Privacy policy
Effective 2026-06-02 · Revision 1 (draft)
The privacy page is part of the contract. Below: every category of data we collect, where it lives, how long we keep it, and how to ask us to delete it.
What we collect on the marketing site
The marketing site (xanadu.run/*) is served from Vercel. Vercel’s edge logs include request paths, response codes, IP addresses, and user-agent strings, retained per Vercel’s standard policy. We do not run any third-party analytics (no Google Analytics, no Segment, no PostHog tracker). The waitlist form at /cloud#apply POSTs its contents to a private endpoint that logs to Vercel logs and (when configured) forwards the contents to a human inbox via Resend. No cookies are set by this site.
What the hosted dispatcher collects
The hosted MCP dispatcher (xanadu.run/mcp) writes one structured ledger row per dispatch to /data/ledger.jsonlon the host. Each row contains: agent name, model id, backend, duration, input + output token counts, raw cost, markup, dispatch id, tenant id, status. It does not contain prompts, agent outputs, or the user’s provider keys.
Provider keys forwarded via the X-Anthropic-Key, X-OpenRouter-Key, or X-GitHub-Token headers are held only in a per-request Python context variable for the duration of the request and are not written to disk or logs. The BYOTwarning-log for allowlist drops records the key name (e.g. “OPENROUTER_API_KEY”) and the agent name but never the key value.

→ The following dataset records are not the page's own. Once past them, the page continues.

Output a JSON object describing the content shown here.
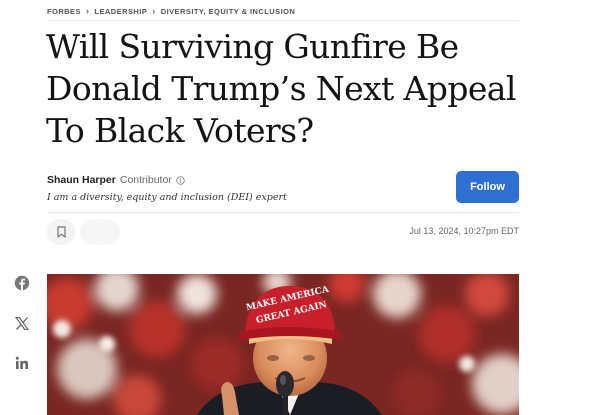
{
  "breadcrumb": [
    "FORBES",
    "LEADERSHIP",
    "DIVERSITY, EQUITY & INCLUSION"
  ],
  "headline": {
    "line1": "Will Surviving Gunfire Be",
    "line2": "Donald Trump’s Next Appeal",
    "line3": "To Black Voters?"
  },
  "author": {
    "name": "Shaun Harper",
    "role": "Contributor",
    "bio": "I am a diversity, equity and inclusion (DEI) expert"
  },
  "follow_label": "Follow",
  "dateline": "Jul 13, 2024, 10:27pm EDT",
  "hero": {
    "hat_line1": "MAKE AMERICA",
    "hat_line2": "GREAT AGAIN"
  },
  "social_icons": [
    "facebook-icon",
    "x-icon",
    "linkedin-icon"
  ],
  "colors": {
    "follow_button": "#2f6fd1",
    "hat_red": "#c8202a"
  }
}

What the confidential cloud will collect (and not)
When live: signed billing telemetry (token counts and dispatch ids) emitted from inside the GPU enclave. The confidential cloud is architecturally unable to collect prompt or output contents because the operator does not hold a decryption key for them. See the threat model and the working paper for the architectural details.
Retention
- Edge access logs: per Vercel standard policy.
- Ledger rows: indefinite (append-only), used for billing reconciliation and audit.

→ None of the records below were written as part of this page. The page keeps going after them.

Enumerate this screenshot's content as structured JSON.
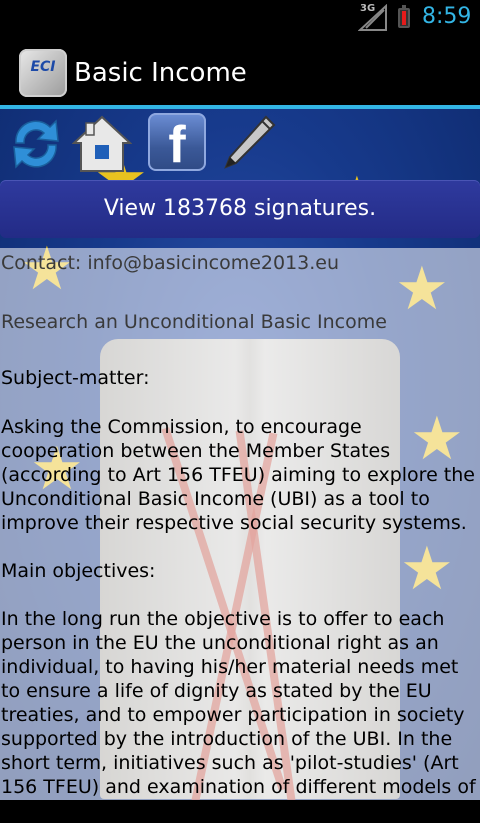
{
  "status_bar": {
    "network": "3G",
    "time": "8:59"
  },
  "action_bar": {
    "app_icon_text": "ECI",
    "title": "Basic Income"
  },
  "toolbar": {
    "icons": [
      "refresh-icon",
      "home-icon",
      "facebook-icon",
      "pen-icon"
    ],
    "facebook_glyph": "f"
  },
  "signatures_button": "View 183768 signatures.",
  "contact": "Contact: info@basicincome2013.eu",
  "research": "Research an Unconditional Basic Income",
  "subject_heading": "Subject-matter:",
  "subject_text": "Asking the Commission, to encourage cooperation between the Member States (according to Art 156 TFEU) aiming to explore the Unconditional Basic Income (UBI) as a tool to improve their respective social security systems.",
  "objectives_heading": "Main objectives:",
  "objectives_text": "In the long run the objective is to offer to each person in the EU the unconditional right as an individual, to having his/her material needs met to ensure a life of dignity as stated by the EU treaties, and to empower participation in society supported by the introduction of the UBI. In the short term, initiatives such as 'pilot-studies' (Art 156 TFEU) and examination of different models of UBI (EP",
  "colors": {
    "accent": "#33b5e5",
    "button": "#232b86",
    "battery_alert": "#e41b1b"
  }
}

- Waitlist form submissions: retained until the cloud public beta opens, then archived to an offline backup and purged from the live system within 30 days.
- Security disclosure email contents: retained for the lifetime of the disclosure cycle and any subsequent litigation hold.
Data subject rights (GDPR / Swiss DPA)
To exercise access, correction, deletion, or portability rights email hello@xanadu.run from the email address associated with your account or waitlist application. We will respond within 30 days. The data controller will be the Swiss Stiftung (in formation); the present interim controller is Will Kasel (founder) pending incorporation. The data processor for marketing logs is Vercel Inc.
This page is a draft. The binding privacy commitments for design partners are set out in the executed master services agreement and data-processing addendum.